Johann Baptist Vanhal (b Nechanicz [now Nechanice], nr Hradec Králové, Bohemia, 12 May 1739; d Vienna, 20 Aug 1813). Bohemian composer, violinist and teacher, active in Austria. His present reputation is derived mostly from his symphonies, his many published keyboard pieces and the comments of writers. He himself spelt his name Johann Baptist Wanhal; his Viennese contemporaries and most scholars until World War II used the spelling Wanhal, but later in the 20th century a modern Czech form, Jan Křtitel Vaňhal, was erroneously introduced. Only one writer, Bohumír Dlabač, had extensive contact with him, acquired in 1795 in Vienna. An anonymous Viennese necrology, based mostly on local gossip, is complementary, but differs somewhat from Dlabač’s account. Additional observations based on fleeting contact in Vienna were mostly derived from one or other of these writers or from Charles Burney, who visited Vanhal on 12 September 1772.

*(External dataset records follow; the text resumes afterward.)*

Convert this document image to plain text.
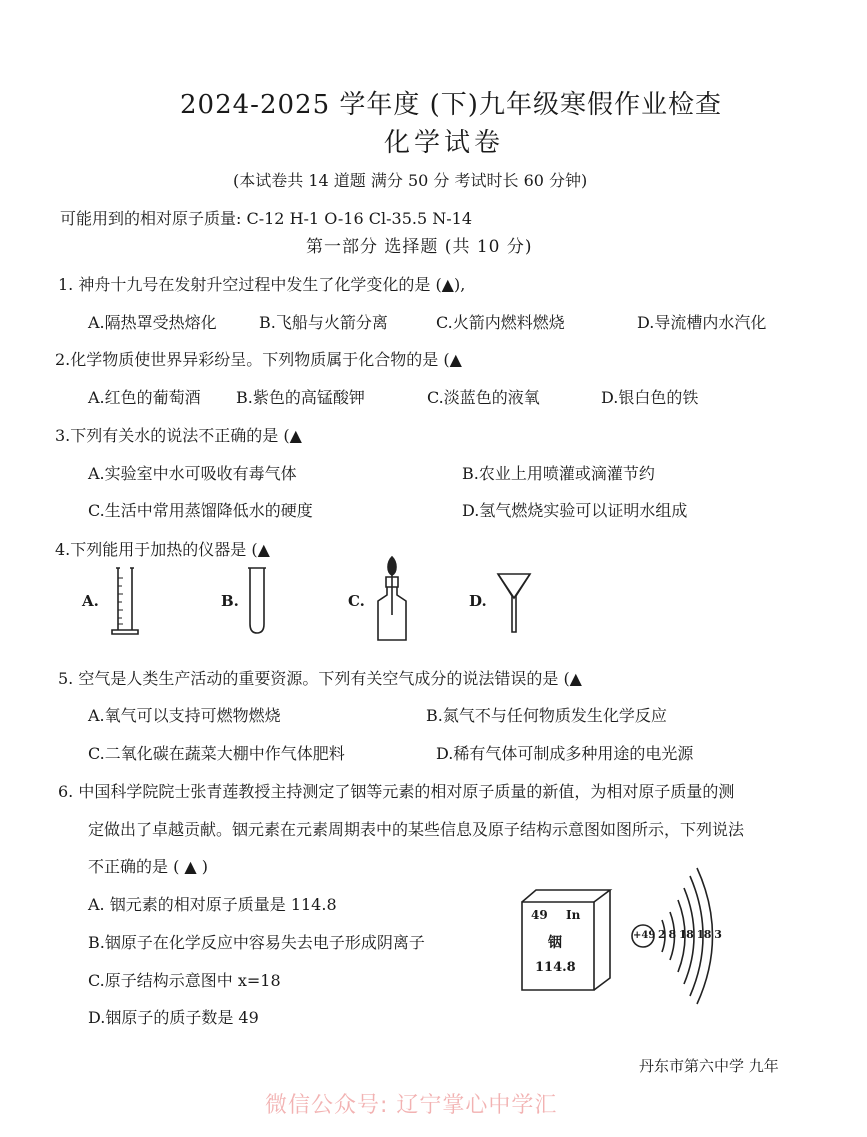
2024-2025 学年度 (下)九年级寒假作业检查
化学试卷
(本试卷共 14 道题 满分 50 分 考试时长 60 分钟)
可能用到的相对原子质量: C-12 H-1 O-16 Cl-35.5 N-14
第一部分 选择题 (共 10 分)
1. 神舟十九号在发射升空过程中发生了化学变化的是 (▲),
A.隔热罩受热熔化	B.飞船与火箭分离	C.火箭内燃料燃烧	D.导流槽内水汽化
2.化学物质使世界异彩纷呈。下列物质属于化合物的是 (▲
A.红色的葡萄酒 B.紫色的高锰酸钾	C.淡蓝色的液氧	D.银白色的铁
3.下列有关水的说法不正确的是 (▲
A.实验室中水可吸收有毒气体	B.农业上用喷灌或滴灌节约
C.生活中常用蒸馏降低水的硬度	D.氢气燃烧实验可以证明水组成
4.下列能用于加热的仪器是 (▲
A.	B.	C.	D.
5. 空气是人类生产活动的重要资源。下列有关空气成分的说法错误的是 (▲
A.氧气可以支持可燃物燃烧	B.氮气不与任何物质发生化学反应
C.二氧化碳在蔬菜大棚中作气体肥料	D.稀有气体可制成多种用途的电光源
6. 中国科学院院士张青莲教授主持测定了铟等元素的相对原子质量的新值，为相对原子质量的测
定做出了卓越贡献。铟元素在元素周期表中的某些信息及原子结构示意图如图所示，下列说法
不正确的是 ( ▲ )
A. 铟元素的相对原子质量是 114.8
B.铟原子在化学反应中容易失去电子形成阴离子
C.原子结构示意图中 x=18
D.铟原子的质子数是 49
49 In
铟
114.8
+49 2 8 18 18 3
丹东市第六中学 九年
微信公众号: 辽宁掌心中学汇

Wolfgang Amadeus Mozart: (b Salzburg, 27 Jan 1756; d Vienna, 5 Dec 1791). Austrian composer, son of Leopold Mozart. His style essentially represents a synthesis of many different elements, which coalesced in his Viennese years, from 1781 on, into an idiom now regarded as a peak of Viennese Classicism. The mature music, distinguished by its melodic beauty, its formal elegance and its richness of harmony and texture, is deeply coloured by Italian opera though also rooted in Austrian and south German instrumental traditions. Unlike Haydn, his senior by 24 years, and Beethoven, his junior by 15, he excelled in every medium current in his time. He may thus be regarded as the most universal composer in the history of Western music.